Ekonom Nilai Pemerintah Pusat Ikut Andil di Kisruh Bupati Pati, Kok Bisa?

Andi Hidayat - detikFinance
Kamis, 14 Agu 2025 14:14 WIB
Massa yang tergabung dalam Aliansi Masyarakat Pati Bersatu berunjuk rasa di depan Kantor Bupati Pati, Kabupaten Pati, Jawa Tengah, Rabu (13/8/2025). Dalam unjuk rasa yang dihadiri sekitar 100 ribu warga itu menuntut Bupati Pati Sudewo agar mundur dari jabatannya karena dinilai arogan dan sejumlah kebijakannya tidak pro ke masyarakat. ANTARA FOTO/Aji Styawan/tom.
Foto: ANTARA FOTO/Aji Styawan
Jakarta -

Langkah Bupati Pati, Sadewo, yang mau menaikkan Pajak Bumi dan Bangunan (PBB) hingga 250% berbuntut panjang. Ia didemo besar-besaran oleh warga Pati dan kini terancam dimakzulkan oleh DPRD Kabupaten Pati.

Direktur Pengembangan Big Data Institute for Development of Economics and Finance (INDEF), Eko Listiyanto, menilai ada peran pemerintah pusat dalam kisruh ini. Efisiensi anggaran yang memangkas dana transfer daerah sampai 50% jadi salah satu pemicu.

Eko menjelaskan kenaikan PBB secara besar-besaran berawal dari pemangkasan dana transfer daerah oleh pemerintah pusat yang nilainya mencapai Rp 50 triliun. Menurutnya, efisiensi ini berdampak besar bagi banyak daerah.

SCROLL TO CONTINUE WITH CONTENT

"Ada unsur dari kebijakan pemerintah pusat yang ber-impact terhadap situasi di Pati kemarin," ungkap Eko kepada wartawan di Menara Danareksa, Jakarta, Kamis (14/8/2025).

"Kenapa?
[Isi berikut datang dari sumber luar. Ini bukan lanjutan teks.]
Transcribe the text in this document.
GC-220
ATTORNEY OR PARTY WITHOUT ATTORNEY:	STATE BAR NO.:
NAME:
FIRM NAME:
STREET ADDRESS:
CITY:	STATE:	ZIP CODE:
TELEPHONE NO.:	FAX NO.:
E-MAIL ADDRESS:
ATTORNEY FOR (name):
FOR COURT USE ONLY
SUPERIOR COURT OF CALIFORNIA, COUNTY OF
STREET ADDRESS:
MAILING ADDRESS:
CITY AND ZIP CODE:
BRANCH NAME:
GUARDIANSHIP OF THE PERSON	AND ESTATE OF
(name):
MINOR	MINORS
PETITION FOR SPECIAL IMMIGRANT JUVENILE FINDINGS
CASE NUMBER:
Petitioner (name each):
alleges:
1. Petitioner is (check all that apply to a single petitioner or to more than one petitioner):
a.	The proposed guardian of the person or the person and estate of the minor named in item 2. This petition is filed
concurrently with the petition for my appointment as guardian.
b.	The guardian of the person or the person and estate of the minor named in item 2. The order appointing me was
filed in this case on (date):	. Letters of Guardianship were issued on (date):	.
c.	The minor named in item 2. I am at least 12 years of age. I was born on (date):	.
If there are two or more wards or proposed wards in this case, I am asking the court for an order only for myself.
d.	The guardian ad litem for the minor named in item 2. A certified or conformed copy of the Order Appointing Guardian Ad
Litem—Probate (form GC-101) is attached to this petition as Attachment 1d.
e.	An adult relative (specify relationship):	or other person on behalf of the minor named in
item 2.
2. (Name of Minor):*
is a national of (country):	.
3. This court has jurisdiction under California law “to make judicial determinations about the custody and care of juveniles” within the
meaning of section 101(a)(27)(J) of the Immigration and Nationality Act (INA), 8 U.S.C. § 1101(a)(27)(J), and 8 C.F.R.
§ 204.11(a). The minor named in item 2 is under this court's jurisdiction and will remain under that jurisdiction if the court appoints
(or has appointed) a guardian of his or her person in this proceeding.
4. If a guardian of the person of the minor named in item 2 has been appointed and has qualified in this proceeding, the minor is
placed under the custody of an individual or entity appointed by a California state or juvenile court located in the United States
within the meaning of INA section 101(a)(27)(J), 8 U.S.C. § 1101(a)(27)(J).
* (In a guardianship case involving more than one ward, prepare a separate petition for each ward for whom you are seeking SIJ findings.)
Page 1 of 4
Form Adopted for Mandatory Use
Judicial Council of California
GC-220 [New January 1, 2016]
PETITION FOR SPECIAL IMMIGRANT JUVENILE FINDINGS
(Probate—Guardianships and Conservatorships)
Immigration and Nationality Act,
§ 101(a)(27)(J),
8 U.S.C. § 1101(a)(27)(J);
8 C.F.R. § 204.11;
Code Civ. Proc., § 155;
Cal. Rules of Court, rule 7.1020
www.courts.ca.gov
Karena banyak daerah kita itu kapasitas fiskalnya belum tinggi. Rata-rata malah rendah, artinya mereka sangat bergantung pada kehadiran dana dari pusat ke daerah-daerah," tambahnya.

ADVERTISEMENT

Kabupaten Pati, kata Eko, termasuk dalam daerah yang belum cukup kuat secara fiskal. Oleh karena itu, pemerintah daerah mengambil jalan pintas untuk menambah penerimaan dengan mengerek besaran PBB secara besar-besaran, meski dinilai tidak berkelanjutan.

Ia juga menduga bahwa kebijakan serupa dilakukan oleh sejumlah pemerintah daerah lainnya di Indonesia. Menurutnya, seharusnya pemerintah daerah menggerakkan aktivitas ekonomi secara masif untuk meningkatkan penerimaan fiskal.

"Kepala daerah rupanya memilih cara jangka pendek, cara-cara cepat. PBB rata-rata yang ditarget karena langsung masuk ke pajak daerah," jelasnya.

Eko menilai bahwa kenaikan PBB yang dilakukan pemerintah daerah tidak disertai dengan kajian yang matang. Ia menduga besaran PBB yang dipatok berdasarkan kekurangan dana transfer dari pusat yang diefisiensikan.

"Dugaan saya, mereka menghitung dari gap yang harus ditutup-'uang' sebagai pengganti efisiensi dari berkurangnya transfer dari pusat. Akhirnya mungkin disimulasikan, 'kalau PBB naik 250%, nutup nih'. Setidaknya bisa menambah pendapatan daerah untuk APBD-nya," pungkas Eko.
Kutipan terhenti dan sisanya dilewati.